Album Review Outfit - Performance
4 StarsA debut defined by exactitude and clever concepts.
Outfit’s debut album is near-cripplingly self conscious. Opener ‘Nothing Big’ sounds lost, calling out ‘can anybody hear us?’. It reaches out for an audience, a source of reassurance. Writing the majority of the record outside of home city Liverpool, London loomed over the band like a shadowed giant, lending a sense of dislocation and impermanence. It’s the sort of situation that could land the group in a crisis of confidence.
But these initial, nagging doubts are cancelled out. Changing cities brought Outfit aside from their comfort zone, all for the better. ‘Nothing Big’ might sound like a call for help lyrically, but musically it’s an assured beast. Exactitude reigns over. Opening statements rarely come as heavily thought-out as this. Every millisecond sounds like the product of obsessive after-hours work, one finishing touch replacing another.
If anything, that could lead ‘Performance’ down a similarly dogged path of sounding overdone and forced. Somehow, a human quality persists. It arrives through those opening, self-doubting declarations, in ‘Two Islands” direct cry of ‘I don’t know anyone else in here’, in ‘Thank God I Was Dreaming”s dreamy state, where it ponders what would happen if an entire city collapsed into shreds. It’s these honest, diary-like proclamations that turn a robotic record into something tangible.

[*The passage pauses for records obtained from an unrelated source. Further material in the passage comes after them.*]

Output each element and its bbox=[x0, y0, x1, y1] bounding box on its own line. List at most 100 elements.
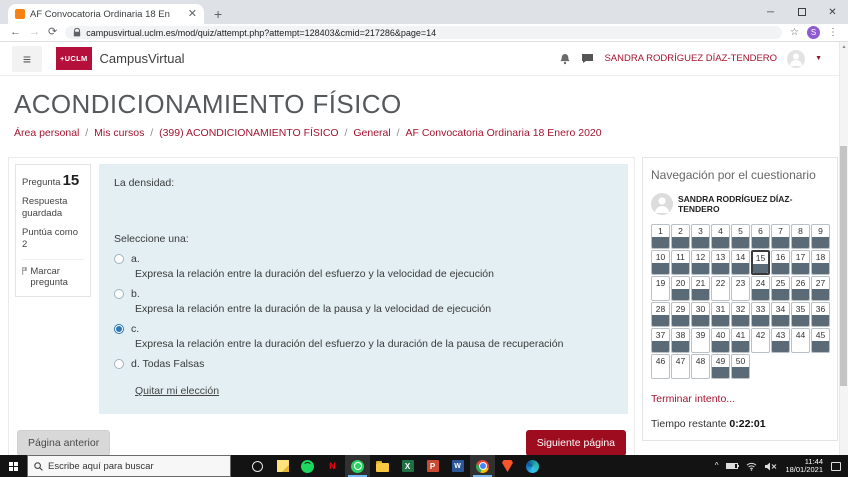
question-nav-button[interactable]: 1 bbox=[651, 224, 670, 249]
question-nav-button[interactable]: 26 bbox=[791, 276, 810, 301]
question-nav-button[interactable]: 11 bbox=[671, 250, 690, 275]
hamburger-menu-button[interactable]: ≡ bbox=[12, 45, 42, 72]
question-nav-button[interactable]: 30 bbox=[691, 302, 710, 327]
action-center-icon[interactable] bbox=[831, 461, 841, 471]
question-nav-button[interactable]: 44 bbox=[791, 328, 810, 353]
sticky-notes-icon[interactable] bbox=[270, 455, 295, 477]
question-nav-button[interactable]: 45 bbox=[811, 328, 830, 353]
back-icon[interactable]: ← bbox=[10, 27, 21, 38]
flag-question-link[interactable]: Marcar pregunta bbox=[22, 258, 84, 290]
question-nav-button[interactable]: 39 bbox=[691, 328, 710, 353]
question-nav-button[interactable]: 34 bbox=[771, 302, 790, 327]
question-nav-button[interactable]: 37 bbox=[651, 328, 670, 353]
taskbar-search-input[interactable]: Escribe aquí para buscar bbox=[27, 455, 231, 477]
question-nav-button[interactable]: 20 bbox=[671, 276, 690, 301]
question-nav-button[interactable]: 16 bbox=[771, 250, 790, 275]
question-nav-button[interactable]: 19 bbox=[651, 276, 670, 301]
option-radio-button[interactable] bbox=[114, 254, 124, 264]
question-nav-button[interactable]: 10 bbox=[651, 250, 670, 275]
close-button[interactable]: ✕ bbox=[817, 0, 848, 24]
next-page-button[interactable]: Siguiente página bbox=[525, 430, 626, 455]
question-nav-button[interactable]: 7 bbox=[771, 224, 790, 249]
refresh-icon[interactable]: ⟳ bbox=[48, 27, 57, 38]
breadcrumb-link[interactable]: AF Convocatoria Ordinaria 18 Enero 2020 bbox=[405, 127, 601, 139]
volume-muted-icon[interactable] bbox=[765, 462, 777, 471]
question-nav-button[interactable]: 2 bbox=[671, 224, 690, 249]
question-nav-button[interactable]: 48 bbox=[691, 354, 710, 379]
uclm-logo[interactable]: +UCLM bbox=[56, 47, 92, 70]
question-nav-button[interactable]: 32 bbox=[731, 302, 750, 327]
question-nav-button[interactable]: 38 bbox=[671, 328, 690, 353]
chrome-icon[interactable] bbox=[470, 455, 495, 477]
question-nav-button[interactable]: 12 bbox=[691, 250, 710, 275]
cortana-icon[interactable] bbox=[245, 455, 270, 477]
question-nav-button[interactable]: 8 bbox=[791, 224, 810, 249]
question-nav-button[interactable]: 35 bbox=[791, 302, 810, 327]
question-nav-button[interactable]: 36 bbox=[811, 302, 830, 327]
question-nav-button[interactable]: 6 bbox=[751, 224, 770, 249]
question-nav-button[interactable]: 25 bbox=[771, 276, 790, 301]
messages-icon[interactable] bbox=[581, 53, 594, 64]
tab-close-icon[interactable]: ✕ bbox=[188, 8, 197, 20]
finish-attempt-link[interactable]: Terminar intento... bbox=[651, 393, 829, 405]
scrollbar-up-arrow-icon[interactable]: ▲ bbox=[840, 42, 848, 51]
question-nav-button[interactable]: 21 bbox=[691, 276, 710, 301]
question-nav-button[interactable]: 43 bbox=[771, 328, 790, 353]
question-nav-button[interactable]: 3 bbox=[691, 224, 710, 249]
option-radio-button[interactable] bbox=[114, 359, 124, 369]
question-nav-button[interactable]: 41 bbox=[731, 328, 750, 353]
maximize-button[interactable] bbox=[786, 0, 817, 24]
previous-page-button[interactable]: Página anterior bbox=[17, 430, 111, 455]
question-nav-button[interactable]: 31 bbox=[711, 302, 730, 327]
question-nav-button[interactable]: 42 bbox=[751, 328, 770, 353]
browser-menu-icon[interactable]: ⋮ bbox=[828, 27, 838, 38]
breadcrumb-link[interactable]: Mis cursos bbox=[94, 127, 144, 139]
notifications-bell-icon[interactable] bbox=[559, 53, 571, 65]
bookmark-star-icon[interactable]: ☆ bbox=[790, 27, 799, 38]
whatsapp-icon[interactable] bbox=[345, 455, 370, 477]
question-nav-button[interactable]: 24 bbox=[751, 276, 770, 301]
scrollbar-thumb[interactable] bbox=[840, 146, 847, 386]
question-nav-button[interactable]: 49 bbox=[711, 354, 730, 379]
breadcrumb-link[interactable]: Área personal bbox=[14, 127, 79, 139]
question-nav-button[interactable]: 28 bbox=[651, 302, 670, 327]
question-nav-button[interactable]: 15 bbox=[751, 250, 770, 275]
edge-icon[interactable] bbox=[520, 455, 545, 477]
address-bar[interactable]: campusvirtual.uclm.es/mod/quiz/attempt.p… bbox=[65, 26, 783, 39]
excel-icon[interactable] bbox=[395, 455, 420, 477]
question-nav-button[interactable]: 9 bbox=[811, 224, 830, 249]
browser-tab[interactable]: AF Convocatoria Ordinaria 18 En ✕ bbox=[8, 4, 204, 24]
netflix-icon[interactable] bbox=[320, 455, 345, 477]
wifi-icon[interactable] bbox=[746, 462, 757, 471]
question-nav-button[interactable]: 4 bbox=[711, 224, 730, 249]
brave-icon[interactable] bbox=[495, 455, 520, 477]
new-tab-button[interactable]: + bbox=[214, 7, 222, 21]
question-nav-button[interactable]: 46 bbox=[651, 354, 670, 379]
spotify-icon[interactable] bbox=[295, 455, 320, 477]
option-radio-button[interactable] bbox=[114, 324, 124, 334]
question-nav-button[interactable]: 40 bbox=[711, 328, 730, 353]
forward-icon[interactable]: → bbox=[29, 27, 40, 38]
site-brand[interactable]: CampusVirtual bbox=[100, 51, 185, 66]
question-nav-button[interactable]: 13 bbox=[711, 250, 730, 275]
tray-expand-icon[interactable]: ^ bbox=[715, 462, 719, 470]
start-button[interactable] bbox=[0, 455, 27, 477]
breadcrumb-link[interactable]: General bbox=[353, 127, 390, 139]
question-nav-button[interactable]: 27 bbox=[811, 276, 830, 301]
question-nav-button[interactable]: 50 bbox=[731, 354, 750, 379]
question-nav-button[interactable]: 22 bbox=[711, 276, 730, 301]
header-avatar[interactable] bbox=[787, 49, 806, 68]
word-icon[interactable] bbox=[445, 455, 470, 477]
question-nav-button[interactable]: 17 bbox=[791, 250, 810, 275]
battery-icon[interactable] bbox=[726, 463, 740, 469]
question-nav-button[interactable]: 14 bbox=[731, 250, 750, 275]
taskbar-clock[interactable]: 11:44 18/01/2021 bbox=[785, 457, 823, 475]
minimize-button[interactable]: ─ bbox=[755, 0, 786, 24]
question-nav-button[interactable]: 18 bbox=[811, 250, 830, 275]
file-explorer-icon[interactable] bbox=[370, 455, 395, 477]
question-nav-button[interactable]: 23 bbox=[731, 276, 750, 301]
question-nav-button[interactable]: 5 bbox=[731, 224, 750, 249]
question-nav-button[interactable]: 47 bbox=[671, 354, 690, 379]
question-nav-button[interactable]: 33 bbox=[751, 302, 770, 327]
page-scrollbar[interactable]: ▲ bbox=[839, 42, 848, 455]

At its best, ‘Performance’ is a wild, swaggering giant. Its title track is confidence runs riot, eerie musicianship overseeing showoff time structures. Vocalist Andrew Hunt does his very best Alexis Taylor impression in the sin-spliced ‘House on Fire’, placing biting electronics next to giant, crystallised guitars. ‘Spraypaint’ is the standard-bearer. A guilt-ridden calling card that recounts ‘washing my hands’ of ungodly deeds, it’s a deathly shade of dark.
Always aware of its character it might be, but ‘Performance’ puts on one hell of a show from start to finish. Towing a risk-ridden route, Outfit don’t play an easy game. Their precision could be alienating, coming off like the kid in school with all the yoyo-tricks who everyone pretended to like but secretly loathed. Ability isn’t the be-all-and-end-all, and the band are thankfully aware of this. Outfit are instead more intent on being direct, wielding hard-hitting songwriting through the most oddball means available. As a result, we’re left with one of the year’s stand-out debuts.